Here is a little use-case of StARlite, I doubt we will ever formally publish it, but hopefully it is quite interesting nonetheless.

A common requirement in hit discovery is the selection of a set of compounds likely to be bioactive against a particular target or target family (for example a protein kinase focussed library, etc), there are many ways of doing this task, and for screening a new target this sort of approach is often very economically cost-effective. Usually there is the concept of a set of active series, or chemotypes for a target family, and this is often expressed as a 'scaffold' - the chemical core - often a rigid part of a molecule with all the surface 'decoration' removed. More particularly, this 'scaffold' is often associated with some synthetic accessibility concepts for use in library synthesis, parallel chemistry and so forth.
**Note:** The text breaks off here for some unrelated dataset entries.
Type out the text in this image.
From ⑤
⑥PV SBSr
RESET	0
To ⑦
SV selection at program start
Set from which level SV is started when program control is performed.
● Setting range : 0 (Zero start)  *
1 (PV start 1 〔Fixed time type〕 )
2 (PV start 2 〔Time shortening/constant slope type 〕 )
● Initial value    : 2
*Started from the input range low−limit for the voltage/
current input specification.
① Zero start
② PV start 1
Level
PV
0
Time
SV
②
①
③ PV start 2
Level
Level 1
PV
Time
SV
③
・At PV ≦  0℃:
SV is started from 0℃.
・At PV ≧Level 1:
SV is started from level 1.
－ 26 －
Anyway, forgetting some of the details and complexities of deciding 'what is a series', 'what is a scaffold', etc. here is an annotated workflow.

  • Identify all scaffolds within StARlite (we use Pipeline pilot for this, but there are many programs that can do this).
  • Build a table of the presence of each scaffold within each molecule (remember some scaffolds will be substructures of others, a molecule can contain several distinct scaffolds, etc.
  • Identify an Active Set within StARlite (it can be those active against a gene family, say rhodopsin-like GPCRs, a particular target, CNS penetrant compounds, compounds with long half-lives, it doesn't really matter). Of course, you also need to assign an activity cutoff (we tend to use 1 micromolar).
  • Assign all molecules in StARlite to either the Active Set (those in 3) or an Inactive Set (all other molecules).
  • Do some simple set manipulations on the scaffolds preferentially active within the active set. (look for rank or proportion enrichment, etc).
  • Rank the enriched scaffolds by some criteria (we like to use a ligand efficiency proxy (dividing the enrichment ratio by the molecular weight/number of heavy atoms).

    In practice, the active and pseudo-inactive sets can be used to build far more sophistacted activity classifiers, pharmacophores, etc.

    Let's look at a toy example.

    We did a blast query on StARlite using the sequence of human MCH-1 as a query. This pulls out a list of targets ranked by similarity to MCH-1, we selected a set of similar sequences as our MCH-1-like active set, and extracted all molecules and assays assigned to this set of sequences. We then looked at the scaffold frequency rank within the active set (dark blue) compared to the rank of the scaffold of the entire database (light blue). We then computed the enrichment ratio of the active set to the entire database (Fragment Specificity, in red). A non-enriched scaffold will show a value close to zero, the higher the degree of association, the higher the score. Finally, we 'normalised' the relative enrichment by molecular weight of the scaffold (Fragment Elegance, light green).

    So overall, we identify a set of scaffolds that are biased towards a particular activity class - in this case, scaffolds 6 and 7 (dark blue) are probably the best, whilst 8, although more associated with MCH-1-like activity (a higher red score) are less attractive due to the inherently higher molecular weight (and synthetic access difficulties) of this particular scaffold.